Nous partageons avec un ami une conception et une expérience uniques de la vie,
c’est pourquoi notre amitié exécute une sorte d’opération astrologique sur l’âme,
nous ouvrant des univers planétaires, donnant à notre vie une culture et le
moyen de s’exprimer. Perdre un ami, c’est perdre ces mondes. Ne pas avoir d’amis
du tout, c’est gravement être privé d’une riche définition de nous-mêmes par
rapport au reste du monde.
L’amitié,
creuset de l’âme – En sus de tous les univers de l’imagination, l’amitié
offre à l’âme l’intimité et le rapprochement. Bien des aspects de notre vie
peuvent se passer de relations intimes. Mais une âme privée de toute intimité
finit par mourir d’inanition, car le rapprochement engendré par une relation
intime est sa principale nourriture. Lors des crises émotives, notre premier
réflexe est peut-être d’aller nous confier à des amis, car nous savons que la
matière la plus délicate de notre vie est en sécurité entre leurs mains, que l’amitié
peut renfermer nos pensées et nos sentiments, aussi douloureux, aussi bizarres
soient-ils, tandis que nous nous efforçons de les trier et de les regarder se
développer.
Un ami qui souhaite se confier à nous sera
heureux de constater que nous savons garder un secret. Il est fréquent,
également, que ce qui se passe entre deux personnes doive être tenu à l’écart
des autres amis. Un ami peut également retenir notre confiance en recevant nos
pensées et nos sentiments sans éprouver le besoin de les interpréter ou de les
commenter.
En amitié, il est parfois préférable de ne rien
faire. Ce n’est pas l’activité qui compte, plutôt la loyauté et la présence.
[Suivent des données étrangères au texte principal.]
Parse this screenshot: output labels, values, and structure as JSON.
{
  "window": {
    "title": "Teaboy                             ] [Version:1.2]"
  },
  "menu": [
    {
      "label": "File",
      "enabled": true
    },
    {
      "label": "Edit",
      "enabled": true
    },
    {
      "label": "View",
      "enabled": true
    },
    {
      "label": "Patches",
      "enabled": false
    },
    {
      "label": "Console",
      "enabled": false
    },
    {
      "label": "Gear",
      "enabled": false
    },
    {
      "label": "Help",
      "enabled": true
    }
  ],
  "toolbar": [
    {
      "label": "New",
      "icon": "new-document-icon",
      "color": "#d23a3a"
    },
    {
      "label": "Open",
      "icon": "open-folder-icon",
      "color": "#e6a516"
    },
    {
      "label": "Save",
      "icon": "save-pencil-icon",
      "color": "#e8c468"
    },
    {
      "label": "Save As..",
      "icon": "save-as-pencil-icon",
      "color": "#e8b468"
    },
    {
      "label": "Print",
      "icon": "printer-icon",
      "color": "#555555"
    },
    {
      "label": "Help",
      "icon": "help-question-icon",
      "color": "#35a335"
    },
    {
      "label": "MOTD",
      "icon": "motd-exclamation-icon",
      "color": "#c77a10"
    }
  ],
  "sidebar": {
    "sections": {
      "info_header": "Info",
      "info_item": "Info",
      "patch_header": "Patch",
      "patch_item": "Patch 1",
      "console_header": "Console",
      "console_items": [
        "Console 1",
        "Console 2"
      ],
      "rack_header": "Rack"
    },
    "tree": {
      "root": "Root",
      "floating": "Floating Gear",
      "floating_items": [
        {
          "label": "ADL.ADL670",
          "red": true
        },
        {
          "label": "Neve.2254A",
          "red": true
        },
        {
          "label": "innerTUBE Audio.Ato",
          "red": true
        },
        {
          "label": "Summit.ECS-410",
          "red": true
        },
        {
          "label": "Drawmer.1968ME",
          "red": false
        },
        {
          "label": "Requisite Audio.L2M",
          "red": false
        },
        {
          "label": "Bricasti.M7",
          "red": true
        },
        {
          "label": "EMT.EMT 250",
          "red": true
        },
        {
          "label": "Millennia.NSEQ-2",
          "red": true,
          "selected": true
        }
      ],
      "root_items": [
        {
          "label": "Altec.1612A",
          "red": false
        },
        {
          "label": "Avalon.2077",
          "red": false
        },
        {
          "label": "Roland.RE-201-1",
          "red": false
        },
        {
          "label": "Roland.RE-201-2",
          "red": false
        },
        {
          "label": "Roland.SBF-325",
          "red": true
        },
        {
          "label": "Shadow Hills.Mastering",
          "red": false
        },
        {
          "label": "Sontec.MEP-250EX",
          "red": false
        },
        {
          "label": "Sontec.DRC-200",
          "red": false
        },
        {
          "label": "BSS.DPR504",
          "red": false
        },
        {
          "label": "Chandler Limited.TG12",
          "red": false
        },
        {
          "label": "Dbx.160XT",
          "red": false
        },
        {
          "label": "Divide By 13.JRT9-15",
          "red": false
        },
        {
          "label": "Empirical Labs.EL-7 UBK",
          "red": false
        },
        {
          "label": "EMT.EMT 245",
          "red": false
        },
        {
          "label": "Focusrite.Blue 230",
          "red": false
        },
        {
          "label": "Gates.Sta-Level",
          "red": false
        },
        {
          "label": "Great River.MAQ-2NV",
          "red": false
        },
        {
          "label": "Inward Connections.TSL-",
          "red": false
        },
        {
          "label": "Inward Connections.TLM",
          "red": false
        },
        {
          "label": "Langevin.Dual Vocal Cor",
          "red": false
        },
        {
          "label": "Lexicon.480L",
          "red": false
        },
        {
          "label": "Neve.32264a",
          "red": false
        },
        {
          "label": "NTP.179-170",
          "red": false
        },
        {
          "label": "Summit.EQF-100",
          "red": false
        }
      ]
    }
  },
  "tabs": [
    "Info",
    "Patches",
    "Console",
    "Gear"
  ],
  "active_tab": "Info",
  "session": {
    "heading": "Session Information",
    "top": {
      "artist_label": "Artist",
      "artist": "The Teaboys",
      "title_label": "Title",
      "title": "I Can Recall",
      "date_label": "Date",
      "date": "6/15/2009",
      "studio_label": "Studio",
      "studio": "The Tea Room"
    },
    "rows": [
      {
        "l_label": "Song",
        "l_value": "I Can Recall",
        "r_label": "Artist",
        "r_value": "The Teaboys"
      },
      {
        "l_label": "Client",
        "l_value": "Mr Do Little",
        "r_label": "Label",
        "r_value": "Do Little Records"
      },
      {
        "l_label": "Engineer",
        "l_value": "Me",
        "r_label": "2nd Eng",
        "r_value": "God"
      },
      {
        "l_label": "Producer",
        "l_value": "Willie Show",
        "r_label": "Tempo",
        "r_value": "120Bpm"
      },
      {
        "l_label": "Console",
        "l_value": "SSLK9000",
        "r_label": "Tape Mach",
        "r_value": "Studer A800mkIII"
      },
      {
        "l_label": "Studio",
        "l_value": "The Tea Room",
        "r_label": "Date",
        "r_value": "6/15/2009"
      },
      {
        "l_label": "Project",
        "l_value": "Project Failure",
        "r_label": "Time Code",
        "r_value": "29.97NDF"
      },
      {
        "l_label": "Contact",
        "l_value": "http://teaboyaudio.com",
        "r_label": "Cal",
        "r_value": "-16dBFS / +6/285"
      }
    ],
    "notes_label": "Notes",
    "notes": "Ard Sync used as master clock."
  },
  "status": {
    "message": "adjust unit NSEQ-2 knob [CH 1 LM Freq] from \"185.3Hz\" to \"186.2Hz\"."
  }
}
Par conséquent, comme toutes les formes de vie qui ont une âme, l’amitié exige
l’attention. Nous pouvons manifester notre présence par des visites, des appels
téléphoniques, des lettres ou des cartes postales. Quelle que soit la méthode
dont nous disposons, nous pouvons entretenir une amitié par des gestes simples
et sincères.
Nous faisons la connaissance de bien des gens
au cours des années, mais seulement quelques-uns d’entre eux deviennent nos
amis et, sur toute une vie, nous pourrons compter le nombre d’amis vraiment
intimes, d’âmes sœurs, sur les doigts d’une seule main.
Il est impossible d’expliquer ce qui fait
naitre une amitié durable entre deux personnes. Le fait que nous ne puissions
appliquer de formule figée à la découverte de véritables amis révèle qu’il s’agit
d’un processus profond et dépourvu d’intention. C’est comme si notre âme
reconnaissait les trésors cachés dans l’âme de quelqu’un d’autre et décidait de
nouer une alliance, tandis que l’esprit conscient s’affaire à vivre ses
intentions, ses espérances et ses attentes. Nous avons parfois l’impression que
l’amitié s’installe en dépit de notre volonté et de nos attentes. Il arrive que
les amitiés fleurissent en un instant.
L’éternité se fait sentir à la fois dans les
relations durables et dans les relations éphémères. Car l’âme ne se préoccupe
pas du temps absolu, mais plutôt de l’esprit du moment. Si elle évoque l’éternité,
cela signifie que l’amitié doit demeurer à tout jamais dans l’imagination, même
si tel n’est pas le cas de la relation personnelle. Pour illustrer cette nature
à la fois éphémère et éternelle de l’amitié, je mentionnerai la profonde
relation qui a uni pendant neuf ou dix ans Lou Andreas-Salomé et le poète
Rainer Maria Rilke. Après leur deuxième importante rupture, elle lui écrivait :
«Je suis fidèle à jamais à mes souvenirs; mais je ne serais jamais fidèle aux
gens.» Nous pourrions interpréter cela comme un témoignage de liberté sexuelle,
mais à un niveau plus profond, c’est une réflexion sur les relations de l’âme.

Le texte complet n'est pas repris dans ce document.